After reading the teleplay and attending an advanced screening, GAA news and media relations chief Ronald Gold publicly denounced the episode as “medically unsound, filled with quackery...defaming to homosexuals” and in violation of “ABC’s own standards for dealing with minorities.”
38
More specifically, the GAA objected to Martin’s description of his feelings as “loathsome and degrading” and his life as a “cheap and hollow fraud.” They also took issue with Dr. Welby’s diagnosis of homosexuality as an illness and his advice to seek psychiatric help to repress his sexuality so he’ll “deserve” his son’s respect.
39
Interestingly, there never was any mention of the connection between Martin’s latent homosexuality and his dysfunctional relationship with his father, probably because it was a generally accepted view at the time.
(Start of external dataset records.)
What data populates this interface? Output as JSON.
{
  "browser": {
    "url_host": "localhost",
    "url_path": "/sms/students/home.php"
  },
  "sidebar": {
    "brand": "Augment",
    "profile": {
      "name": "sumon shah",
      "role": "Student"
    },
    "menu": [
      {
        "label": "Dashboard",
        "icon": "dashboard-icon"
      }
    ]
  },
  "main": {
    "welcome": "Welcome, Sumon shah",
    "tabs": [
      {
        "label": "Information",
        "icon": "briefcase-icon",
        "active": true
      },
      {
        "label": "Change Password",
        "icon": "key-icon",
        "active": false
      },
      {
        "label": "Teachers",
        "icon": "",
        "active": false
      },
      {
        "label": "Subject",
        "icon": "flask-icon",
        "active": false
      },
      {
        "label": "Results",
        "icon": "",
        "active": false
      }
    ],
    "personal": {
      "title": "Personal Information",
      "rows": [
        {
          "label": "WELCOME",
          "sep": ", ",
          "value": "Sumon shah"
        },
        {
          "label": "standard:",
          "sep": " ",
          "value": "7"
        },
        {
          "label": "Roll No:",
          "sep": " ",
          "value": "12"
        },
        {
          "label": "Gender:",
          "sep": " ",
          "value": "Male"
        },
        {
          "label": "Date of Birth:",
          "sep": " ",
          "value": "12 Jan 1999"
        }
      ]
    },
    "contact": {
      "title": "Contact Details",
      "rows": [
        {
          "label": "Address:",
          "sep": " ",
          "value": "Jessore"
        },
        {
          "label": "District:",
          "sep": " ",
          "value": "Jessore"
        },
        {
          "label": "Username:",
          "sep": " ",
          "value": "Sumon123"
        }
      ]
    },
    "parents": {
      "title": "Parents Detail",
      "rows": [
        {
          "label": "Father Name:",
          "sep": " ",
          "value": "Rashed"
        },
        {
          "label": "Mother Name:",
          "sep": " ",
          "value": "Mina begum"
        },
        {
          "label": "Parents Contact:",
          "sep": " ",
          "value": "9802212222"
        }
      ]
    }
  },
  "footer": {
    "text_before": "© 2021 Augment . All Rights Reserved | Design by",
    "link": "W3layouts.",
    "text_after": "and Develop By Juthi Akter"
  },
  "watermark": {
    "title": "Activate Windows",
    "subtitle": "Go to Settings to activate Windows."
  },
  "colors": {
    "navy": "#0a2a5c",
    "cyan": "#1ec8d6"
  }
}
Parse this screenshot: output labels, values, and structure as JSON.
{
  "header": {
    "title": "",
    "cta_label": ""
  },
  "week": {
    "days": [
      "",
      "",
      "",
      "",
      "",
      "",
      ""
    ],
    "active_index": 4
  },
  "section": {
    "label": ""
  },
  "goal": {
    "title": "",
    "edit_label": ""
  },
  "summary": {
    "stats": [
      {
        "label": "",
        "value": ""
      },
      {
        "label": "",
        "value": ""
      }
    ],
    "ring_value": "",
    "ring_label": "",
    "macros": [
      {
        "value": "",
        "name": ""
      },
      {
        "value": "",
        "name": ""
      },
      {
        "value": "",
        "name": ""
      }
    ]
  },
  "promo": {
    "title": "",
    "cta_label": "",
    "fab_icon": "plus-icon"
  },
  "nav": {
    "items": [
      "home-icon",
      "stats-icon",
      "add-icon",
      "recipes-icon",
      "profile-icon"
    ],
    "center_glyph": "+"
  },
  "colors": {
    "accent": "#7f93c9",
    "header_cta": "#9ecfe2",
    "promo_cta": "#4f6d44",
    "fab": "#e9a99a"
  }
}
On February 13, 1973, Gold met with Grace Johnson, vice president in charge of standards and practices at ABC. Two days later, the network announced no changes would be made. On Friday, February 17, protesters picketed outside ABC’s New York headquarters, while the GAA members inside occupied the 39th floor offices of ABC president Elton Rule and chairman of the board Leonard Goldenson. Network executives offered to meet with two members of the Alliance, but they declined, insisting all protesters must be present. Gold later remarked it was one of their biggest mistakes, but they “were afraid that we were going to get screwed over so we said no. That was foolish because we didn’t get to talk to anybody. They thought we were crazy — and to a certain extent we were. But we were also justifiably paranoid.”
40
Six members who refused to leave peacefully were arrested, but charges were later dropped when a judge ruled an ABC security guard had failed to identify himself properly to the protesters as someone authorized to toss them off the premises.
41
In response to the protest, a spokesperson for ABC described the episode, which aired as scheduled, as:
a sensitive and understanding dramatic presentation of the problems of a particular individual faced with a personal, emotional, and physical situation...It depicts a married man who, faced with divorce and alcoholic and diabetic problems, is concerned that he has homosexual tendencies and goes to Dr. Welby for advice.
42
When the episode aired in February of 1973, the network reportedly did eliminate Martin’s description of his homosexuality as something “degrading and loathsome” that made his “whole life a cheap and hollow fraud.”
43
Although the deletions were made for the first-run telecast, the syndicated version of the episode, still running today in some markets, contains both statements.
The following year,
Marcus Welby, M.D.
was again a hotbed of controversy when it devoted an episode to the subject of child molestation. In “The Outrage,” Ted Blakely (Sean Kelly) is sexually molested by his teacher, Bill Swanson (Edward Winter) while on a camping trip with his science class. Ted tries to hide the incident from his mother, Marian (Marla Adams), but when she finds blood on his bed sheets, she rushes her son to Dr. Welby. He examines the bruises and lacerations all over the teenager’s body, but, ashamed and scared, Ted refuses to tell Dr. Welby what happened.